The server is built on tokio. Each request handler is a thin wrapper around a parc-core call. Errors from parc-core are mapped to JSON-RPC error codes.
# parc-gui
A Tauri v2 desktop app. The frontend is vanilla TypeScript with web components and zero runtime npm dependencies — the only node_modules is the build pipeline (Vite + Tauri CLI). The Rust side links parc-core directly via tauri::generate_handler! invocations; there is no IPC layer beyond Tauri's normal command bridge.

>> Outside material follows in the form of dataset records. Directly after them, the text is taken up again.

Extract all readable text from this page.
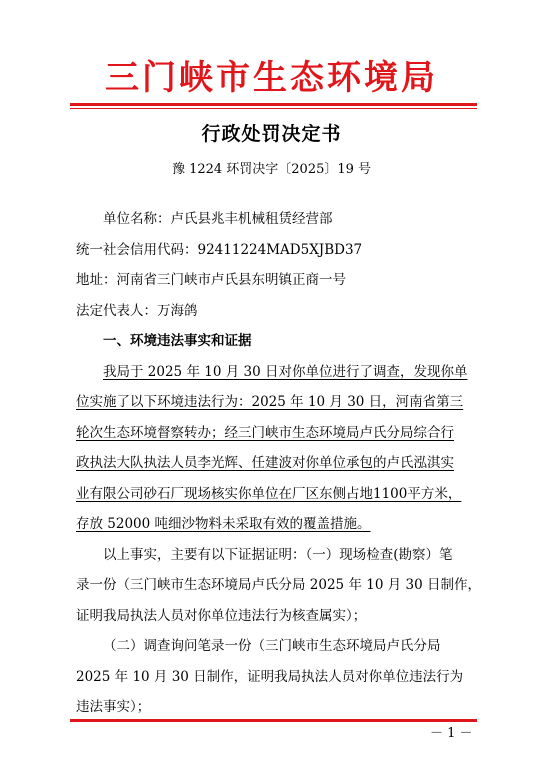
三门峡市生态环境局
行政处罚决定书
豫 1224 环罚决字〔2025〕19 号
单位名称：卢氏县兆丰机械租赁经营部
统一社会信用代码：92411224MAD5XJBD37
地址：河南省三门峡市卢氏县东明镇正商一号
法定代表人：万海鸽
一、环境违法事实和证据
我局于 2025 年 10 月 30 日对你单位进行了调查，发现你单
位实施了以下环境违法行为：2025 年 10 月 30 日，河南省第三
轮次生态环境督察转办；经三门峡市生态环境局卢氏分局综合行
政执法大队执法人员李光辉、任建波对你单位承包的卢氏泓淇实
业有限公司砂石厂现场核实你单位在厂区东侧占地1100平方米，
存放 52000 吨细沙物料未采取有效的覆盖措施。
以上事实，主要有以下证据证明：（一）现场检查(勘察）笔
录一份（三门峡市生态环境局卢氏分局 2025 年 10 月 30 日制作，
证明我局执法人员对你单位违法行为核查属实）；
（二）调查询问笔录一份（三门峡市生态环境局卢氏分局
2025 年 10 月 30 日制作，证明我局执法人员对你单位违法行为
违法事实）；
－ 1 －
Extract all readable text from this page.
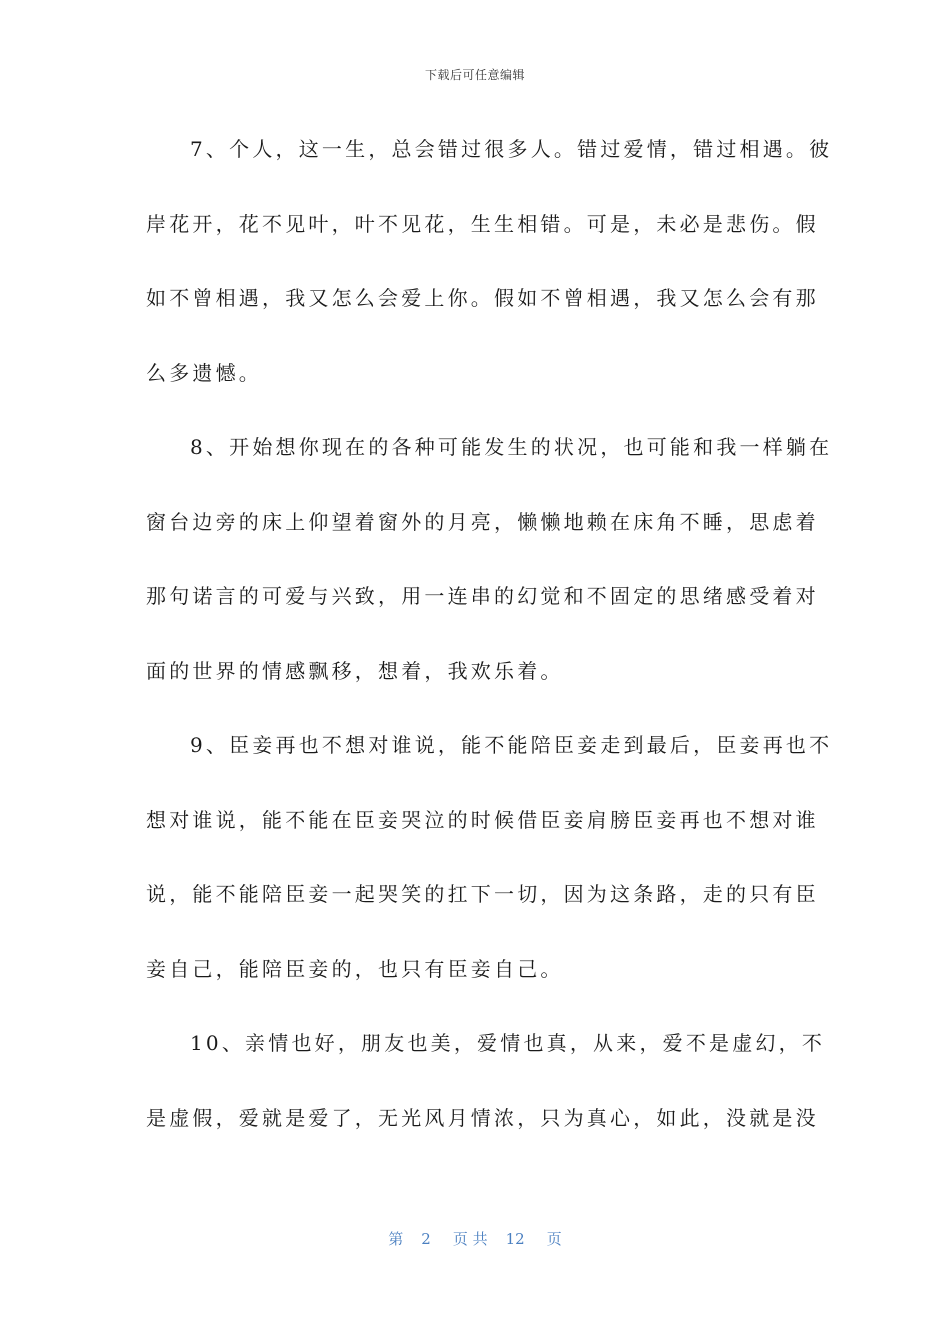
下载后可任意编辑
7、个人，这一生，总会错过很多人。错过爱情，错过相遇。彼
岸花开，花不见叶，叶不见花，生生相错。可是，未必是悲伤。假
如不曾相遇，我又怎么会爱上你。假如不曾相遇，我又怎么会有那
么多遗憾。
8、开始想你现在的各种可能发生的状况，也可能和我一样躺在
窗台边旁的床上仰望着窗外的月亮，懒懒地赖在床角不睡，思虑着
那句诺言的可爱与兴致，用一连串的幻觉和不固定的思绪感受着对
面的世界的情感飘移，想着，我欢乐着。
9、臣妾再也不想对谁说，能不能陪臣妾走到最后，臣妾再也不
想对谁说，能不能在臣妾哭泣的时候借臣妾肩膀臣妾再也不想对谁
说，能不能陪臣妾一起哭笑的扛下一切，因为这条路，走的只有臣
妾自己，能陪臣妾的，也只有臣妾自己。
10、亲情也好，朋友也美，爱情也真，从来，爱不是虚幻，不
是虚假，爱就是爱了，无光风月情浓，只为真心，如此，没就是没
第 2 页 共 12 页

# Files first, index second
The Markdown files in <vault>/fragments/ are the source of truth. The SQLite index in <vault>/index.db is fully derivable from them — parc reindex rebuilds it from scratch in seconds for a vault of thousands of fragments.

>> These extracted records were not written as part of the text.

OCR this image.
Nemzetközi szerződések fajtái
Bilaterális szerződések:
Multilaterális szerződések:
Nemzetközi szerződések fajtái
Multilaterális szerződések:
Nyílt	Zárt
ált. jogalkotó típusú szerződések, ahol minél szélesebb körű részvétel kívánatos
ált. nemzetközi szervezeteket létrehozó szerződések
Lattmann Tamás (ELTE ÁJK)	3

This gives you four useful properties:
- Backups are simple.
tarthe vault, you have everything that matters. Restore on any machine, runparc reindex, you're back. - Git transport works. Pull a collaborator's changes, run
parc reindex, see their fragments. - External edits are safe. Edit fragments by hand, with vim, with a script —
parc reindexcatches up. - Recovery is local. A corrupted index is a single command to fix; there is no remote anything to coordinate with.
# The search pipeline
A query string flows through these stages:
"type:todo #backend due:this-week"
│
▼ parc_core::search::parser
SearchQuery AST
│
▼ parc_core::search::compiler
FTS5 MATCH + SQL WHERE
│
▼ rusqlite (FTS5)
Result rows
│
▼ parc_core::search::resolver
Fragment summaries
│
▼ consumer (CLI / RPC / GUI)
The parser produces an AST that the consumer can inspect (parc search ... --explain). The compiler is the only stage that knows about SQL — every transformation above it is pure data.
# Plugins
Plugins are WebAssembly modules loaded into a wasmtime sandbox. The runtime is gated behind the wasm-plugins cargo feature so default builds carry zero overhead. Plugin manifest types and the management subcommands work without the feature; only loading and execution require it.
Plugins talk to parc through a parc_host namespace exposing fragment CRUD, search, logging, and output. The capability set declared in each plugin's manifest is enforced at link time — a plugin without write_fragments cannot import the corresponding host function at all, not just at runtime.
# Why this shape
The library-first design exists because parc has three frontends from day one (CLI, JSON-RPC, GUI) and a fourth on the horizon (plugins). Putting all logic in parc-core and keeping the binaries thin means:
- A bug fix in the search compiler benefits every frontend at once
- New frontends are cheap to add — the GUI is roughly 1500 lines of glue
- Tests for the engine don't need to spin up a binary or a server
- The JSON-RPC surface and the CLI surface are guaranteed to be in sync, because both are calling the same functions
It also makes the codebase pleasant to work in. Almost every interesting question has a single answer — read the function in parc-core.